The birth defects and microcephaly accompanying the 2015 - 2016 Zika outbreak in Brazil were well publicised. However, the exact mechanism by which the virus crosses the placenta and infects foetal brain tissue is still being studied. One theory involves the antibody-dependent-enhancement phenomena best known to occur in DENV: where non-neutralising antibodies from previous infections enhance viral replication. Both Zika and Dengue viruses share the Aedes aegypti mosquito vector, and are known to co-circulate in Brazil so it has been posited that pre-existing DENV antibodies may be enhancing viral replication in congenital Zika cases. 

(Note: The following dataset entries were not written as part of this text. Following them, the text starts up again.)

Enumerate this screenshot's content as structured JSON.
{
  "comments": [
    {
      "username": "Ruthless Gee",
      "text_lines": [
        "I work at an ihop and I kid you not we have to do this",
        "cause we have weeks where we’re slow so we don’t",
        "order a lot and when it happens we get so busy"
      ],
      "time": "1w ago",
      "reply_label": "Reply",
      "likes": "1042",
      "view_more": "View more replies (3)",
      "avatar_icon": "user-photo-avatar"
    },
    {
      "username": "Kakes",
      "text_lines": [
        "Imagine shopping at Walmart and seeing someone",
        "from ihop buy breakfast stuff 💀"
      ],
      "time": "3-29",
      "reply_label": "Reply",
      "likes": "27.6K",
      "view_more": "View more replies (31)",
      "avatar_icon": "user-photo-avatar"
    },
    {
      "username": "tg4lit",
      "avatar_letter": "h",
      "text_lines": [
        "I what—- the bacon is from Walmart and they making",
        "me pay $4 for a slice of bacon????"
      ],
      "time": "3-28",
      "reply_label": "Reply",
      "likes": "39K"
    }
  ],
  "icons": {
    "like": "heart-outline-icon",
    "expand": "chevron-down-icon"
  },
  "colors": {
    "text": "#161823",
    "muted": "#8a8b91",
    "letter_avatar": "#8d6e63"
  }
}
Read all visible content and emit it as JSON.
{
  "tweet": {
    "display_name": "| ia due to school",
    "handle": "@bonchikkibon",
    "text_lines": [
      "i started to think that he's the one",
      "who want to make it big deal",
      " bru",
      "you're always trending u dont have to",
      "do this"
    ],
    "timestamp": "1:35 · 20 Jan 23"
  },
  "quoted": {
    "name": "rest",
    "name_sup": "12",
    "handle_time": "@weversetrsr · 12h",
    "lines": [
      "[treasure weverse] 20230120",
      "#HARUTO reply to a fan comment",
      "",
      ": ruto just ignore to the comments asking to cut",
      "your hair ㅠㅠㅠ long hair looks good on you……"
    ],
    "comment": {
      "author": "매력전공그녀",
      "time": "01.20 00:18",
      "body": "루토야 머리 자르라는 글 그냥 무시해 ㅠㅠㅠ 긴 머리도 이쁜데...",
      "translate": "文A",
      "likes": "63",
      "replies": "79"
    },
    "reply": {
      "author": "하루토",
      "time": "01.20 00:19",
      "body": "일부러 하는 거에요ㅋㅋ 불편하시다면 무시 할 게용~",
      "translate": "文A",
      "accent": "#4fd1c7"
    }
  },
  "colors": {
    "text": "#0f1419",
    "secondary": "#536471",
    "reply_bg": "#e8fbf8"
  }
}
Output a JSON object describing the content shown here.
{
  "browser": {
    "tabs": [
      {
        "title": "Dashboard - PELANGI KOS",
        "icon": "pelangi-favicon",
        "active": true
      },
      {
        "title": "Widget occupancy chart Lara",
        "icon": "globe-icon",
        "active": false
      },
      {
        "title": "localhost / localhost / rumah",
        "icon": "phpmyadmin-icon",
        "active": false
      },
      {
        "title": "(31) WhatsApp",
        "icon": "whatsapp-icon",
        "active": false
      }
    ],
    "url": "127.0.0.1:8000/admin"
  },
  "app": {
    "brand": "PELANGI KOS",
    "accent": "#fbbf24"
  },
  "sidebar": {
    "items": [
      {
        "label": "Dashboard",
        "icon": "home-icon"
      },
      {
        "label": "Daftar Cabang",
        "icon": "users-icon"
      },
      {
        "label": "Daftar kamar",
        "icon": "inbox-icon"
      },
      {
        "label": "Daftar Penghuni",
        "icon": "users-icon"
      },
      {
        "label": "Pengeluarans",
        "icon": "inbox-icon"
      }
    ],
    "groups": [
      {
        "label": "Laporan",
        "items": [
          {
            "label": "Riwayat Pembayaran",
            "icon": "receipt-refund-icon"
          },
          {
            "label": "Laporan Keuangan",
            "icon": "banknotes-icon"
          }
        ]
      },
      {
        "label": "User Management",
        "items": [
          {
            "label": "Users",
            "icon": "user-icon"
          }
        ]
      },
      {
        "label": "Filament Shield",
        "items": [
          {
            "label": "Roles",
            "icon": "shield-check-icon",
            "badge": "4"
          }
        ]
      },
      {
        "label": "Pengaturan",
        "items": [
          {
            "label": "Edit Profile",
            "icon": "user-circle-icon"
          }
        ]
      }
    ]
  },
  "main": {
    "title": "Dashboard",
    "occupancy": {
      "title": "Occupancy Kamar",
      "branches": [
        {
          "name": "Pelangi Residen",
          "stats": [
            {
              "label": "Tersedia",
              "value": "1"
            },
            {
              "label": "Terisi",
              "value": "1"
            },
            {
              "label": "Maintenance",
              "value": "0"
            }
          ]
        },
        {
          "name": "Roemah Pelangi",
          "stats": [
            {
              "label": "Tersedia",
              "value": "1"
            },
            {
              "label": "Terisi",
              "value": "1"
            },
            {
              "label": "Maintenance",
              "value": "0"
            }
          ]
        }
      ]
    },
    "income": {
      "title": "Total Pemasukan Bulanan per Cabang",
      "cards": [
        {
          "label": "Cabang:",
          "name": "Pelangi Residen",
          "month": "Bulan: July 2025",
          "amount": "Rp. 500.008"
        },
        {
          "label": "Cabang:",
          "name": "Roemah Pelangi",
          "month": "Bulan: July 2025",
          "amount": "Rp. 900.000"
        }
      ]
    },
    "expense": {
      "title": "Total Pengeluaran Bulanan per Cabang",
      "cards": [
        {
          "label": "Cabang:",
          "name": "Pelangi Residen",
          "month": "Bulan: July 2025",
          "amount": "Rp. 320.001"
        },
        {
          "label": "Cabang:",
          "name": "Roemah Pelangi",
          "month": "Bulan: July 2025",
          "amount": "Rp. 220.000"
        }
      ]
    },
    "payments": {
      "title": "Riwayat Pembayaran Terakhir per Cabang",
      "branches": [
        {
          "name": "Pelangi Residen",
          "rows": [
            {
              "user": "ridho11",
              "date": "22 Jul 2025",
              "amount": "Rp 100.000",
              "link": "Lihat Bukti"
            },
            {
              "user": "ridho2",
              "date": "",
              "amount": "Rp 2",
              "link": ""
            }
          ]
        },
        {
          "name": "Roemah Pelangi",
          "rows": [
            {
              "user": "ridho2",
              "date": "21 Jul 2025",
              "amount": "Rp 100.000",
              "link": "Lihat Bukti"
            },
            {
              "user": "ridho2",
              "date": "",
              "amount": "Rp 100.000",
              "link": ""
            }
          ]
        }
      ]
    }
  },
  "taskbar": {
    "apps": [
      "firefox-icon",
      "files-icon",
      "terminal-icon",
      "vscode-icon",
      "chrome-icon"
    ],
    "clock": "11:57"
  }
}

Primary DENV infection  prompts the host adaptive immune response to raise neutralising antibodies for the envelope protein of the virus, inhibiting cellular entry and viral replication. As the immune response matures, antibodies become increasingly specific and cross-reactive to provide long-lasting immunity. These antibodies persist into patient convalescence, and if a secondary Dengue serotype is encountered are thought to promote viral entry into FcγR bearing cells such as monocytes through Fc-receptor-mediated-endocytosis. Secondary Dengue infection thus results in increased viraemia and host inflammatory responses, leading to the increased pathologies of Dengue haemorrhagic fever and shock syndrome.

The findings

From a Thailand cohort containing 16 Dengue-infected children,  researchers gathered plasma and peripheral blood cell samples from acutely infected and convalescent patients. Preliminary testing revealed that plasma from patients convalescing from a secondary Dengue infection bound both DENV and ZIKV, but when neutralising ability against Zika strains HD78788 and PF13 (Africa and French Polynesia respectively) were assessed, the investigators found ZIKV neutralisation to be far less efficient than that of DENV.

If the DENV immunoglobulins are cross-reactive but not neutralising, are they promoting antibody-dependent-enhancement? Moving to a human myeloid cell line U937, which is unreceptive to infection in the absence of ADE. Zika and DENV strains were incubated in DENV-infected serum before addition to the cell line. The resulting infection rate increase in the treatment arm exceeded 100 fold for both Zika viruses, indicating cross-reacting antibodies for DENV were enhancing Zika infection.

Although the Dengue virus exposed plasma could bind Zika viruses, it was not capable of neutralisation and studies showed that presence of DENV antibodies enhanced infection in human cell cultures. a) Capture ELISA showing endpoint titers of DENV-immune plasma in binding ZIKV and DENV.. b) Neutralisation assay of Zika and Dengue viruses using DENV-infected plasma. c) Enhancement of human cell line infection from viruses incubated within DENV-immune plasma. Figures credited to Screaton et al (2016).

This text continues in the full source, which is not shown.